Yoga – das beste Mittel gegen Stress!
Für Leute, die ständig unter Anspannung stehen, ist Yoga ideal. Doch Adrenalin-Junkies können die Ruhe beim Yoga meist nur schwer aushalten. Warum sie trotzdem dabei bleiben sollten und warum Yoga besser gegen Stress hilft als Joggen, lesen Sie hier.
Wenn Sie morgens Ärger mit ihrem Sohn Roman, 5, hat, spürt Doris, 36, wie sie verspannt und wie sich diese innerliche Anspannung im Rücken bemerkbar macht. Besonders dann, wenn Roman auch nach dem dritten Versuch noch nicht aufstehen will und sie pünktlich ins Büro muss.

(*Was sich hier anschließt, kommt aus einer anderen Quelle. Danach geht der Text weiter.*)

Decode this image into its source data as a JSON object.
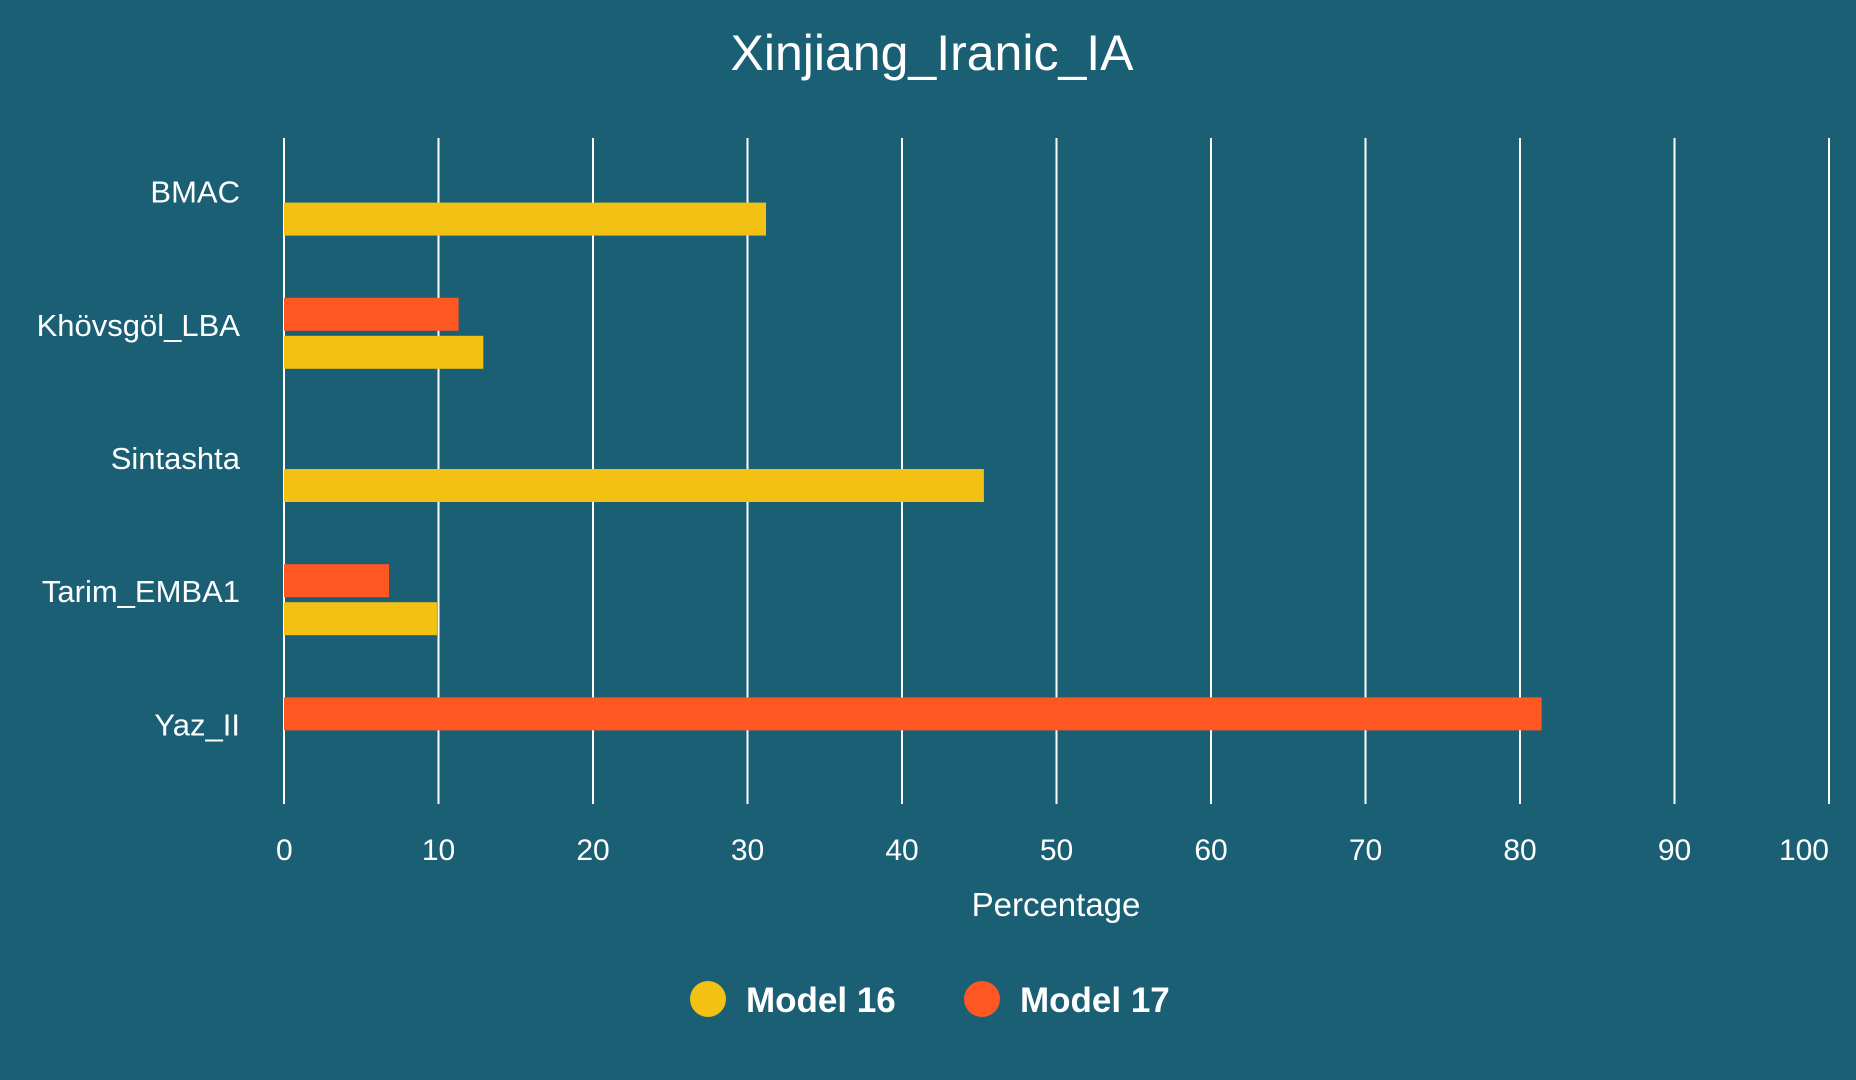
{
  "chart_data": {
    "type": "bar",
    "orientation": "horizontal",
    "title": "Xinjiang_Iranic_IA",
    "xlabel": "Percentage",
    "ylabel": "",
    "xlim": [
      0,
      100
    ],
    "x_ticks": [
      0,
      10,
      20,
      30,
      40,
      50,
      60,
      70,
      80,
      90,
      100
    ],
    "grid": true,
    "legend_position": "bottom-center",
    "categories": [
      "BMAC",
      "Khövsgöl_LBA",
      "Sintashta",
      "Tarim_EMBA1",
      "Yaz_II"
    ],
    "series": [
      {
        "name": "Model 16",
        "color": "#f2c114",
        "values": [
          31.2,
          12.9,
          45.3,
          9.9,
          null
        ]
      },
      {
        "name": "Model 17",
        "color": "#ff5722",
        "values": [
          null,
          11.3,
          null,
          6.8,
          81.4
        ]
      }
    ]
  }
}
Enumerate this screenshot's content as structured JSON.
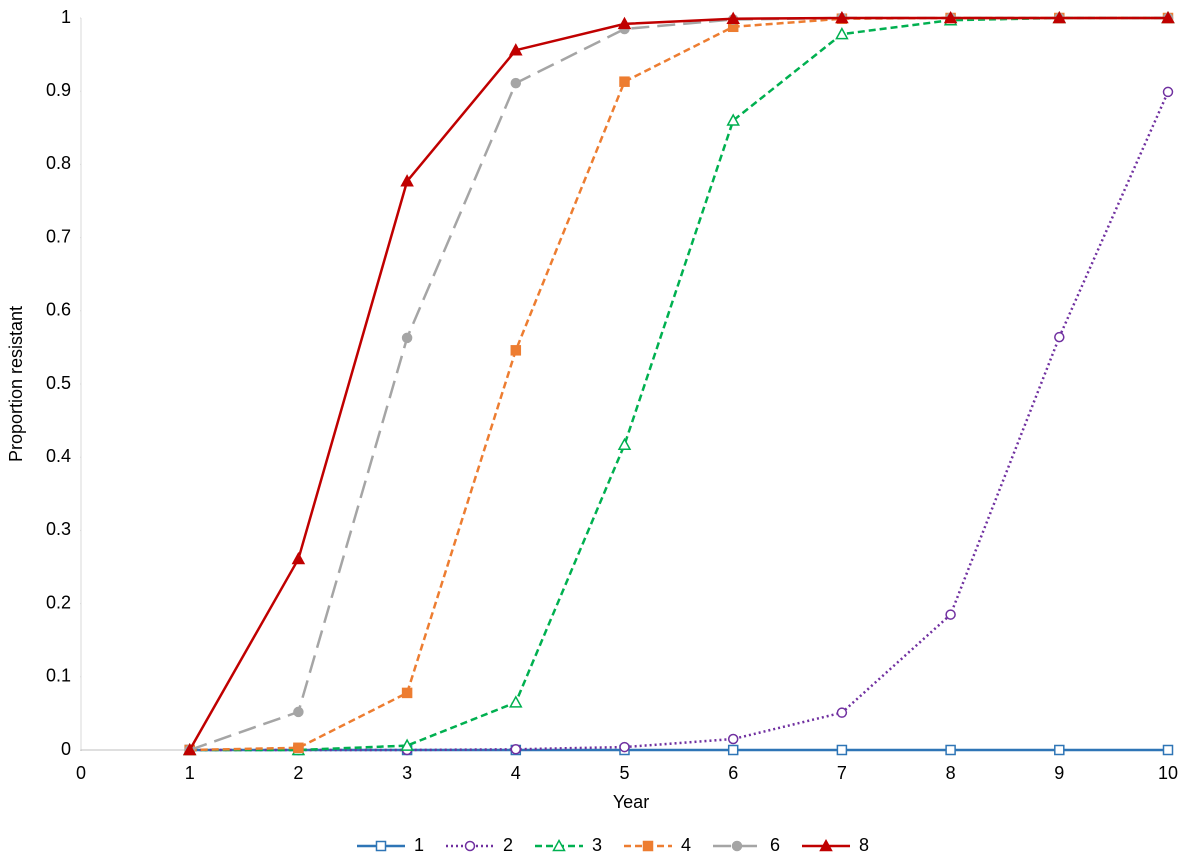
{
  "chart_data": {
    "type": "line",
    "x_label": "Year",
    "y_label": "Proportion resistant",
    "x": [
      1,
      2,
      3,
      4,
      5,
      6,
      7,
      8,
      9,
      10
    ],
    "xlim": [
      0,
      10
    ],
    "xticks": [
      0,
      1,
      2,
      3,
      4,
      5,
      6,
      7,
      8,
      9,
      10
    ],
    "ylim": [
      0,
      1
    ],
    "yticks": [
      0,
      0.1,
      0.2,
      0.3,
      0.4,
      0.5,
      0.6,
      0.7,
      0.8,
      0.9,
      1
    ],
    "legend": "bottom",
    "series": [
      {
        "name": "1",
        "color": "#2e75b6",
        "marker": "square",
        "marker_filled": false,
        "line_style": "solid",
        "values": [
          0,
          0,
          0,
          0,
          0,
          0,
          0,
          0,
          0,
          0
        ]
      },
      {
        "name": "2",
        "color": "#7030a0",
        "marker": "circle",
        "marker_filled": false,
        "line_style": "dotted",
        "values": [
          0,
          0,
          0,
          0.001,
          0.004,
          0.015,
          0.051,
          0.185,
          0.564,
          0.899
        ]
      },
      {
        "name": "3",
        "color": "#00b050",
        "marker": "triangle",
        "marker_filled": false,
        "line_style": "dashed",
        "values": [
          0,
          0,
          0.006,
          0.065,
          0.417,
          0.86,
          0.978,
          0.997,
          1,
          1
        ]
      },
      {
        "name": "4",
        "color": "#ed7d31",
        "marker": "square",
        "marker_filled": true,
        "line_style": "dashed",
        "values": [
          0,
          0.003,
          0.078,
          0.546,
          0.913,
          0.988,
          0.999,
          1,
          1,
          1
        ]
      },
      {
        "name": "6",
        "color": "#a5a5a5",
        "marker": "circle",
        "marker_filled": true,
        "line_style": "long-dashed",
        "values": [
          0,
          0.052,
          0.563,
          0.911,
          0.985,
          0.998,
          1,
          1,
          1,
          1
        ]
      },
      {
        "name": "8",
        "color": "#c00000",
        "marker": "triangle",
        "marker_filled": true,
        "line_style": "solid",
        "values": [
          0,
          0.261,
          0.777,
          0.956,
          0.992,
          0.999,
          1,
          1,
          1,
          1
        ]
      }
    ]
  }
}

Einen Bandscheibenvorfall hat die Bankkauffrau und zweifache Mutter schon hinter sich. Sie meldet sich zum Yogakurs an, um ihren Rücken zu stärken und vom Alltagsstress runterzukommen. Drei oder vier Mal macht sie mit. Dann fährt sie in den Urlaub, unterbricht den Kurs – und geht danach nie wieder hin. Dabei ist sie überzeugt, dass ihr Yoga gut tun würde. Auch mit dem Lehrer ist sie zufrieden. Trotzdem: „Sport hat für mich was mit Schwitzen zu tun“, sagt sie. Beim Yoga fehlt ihr die Anstrengung.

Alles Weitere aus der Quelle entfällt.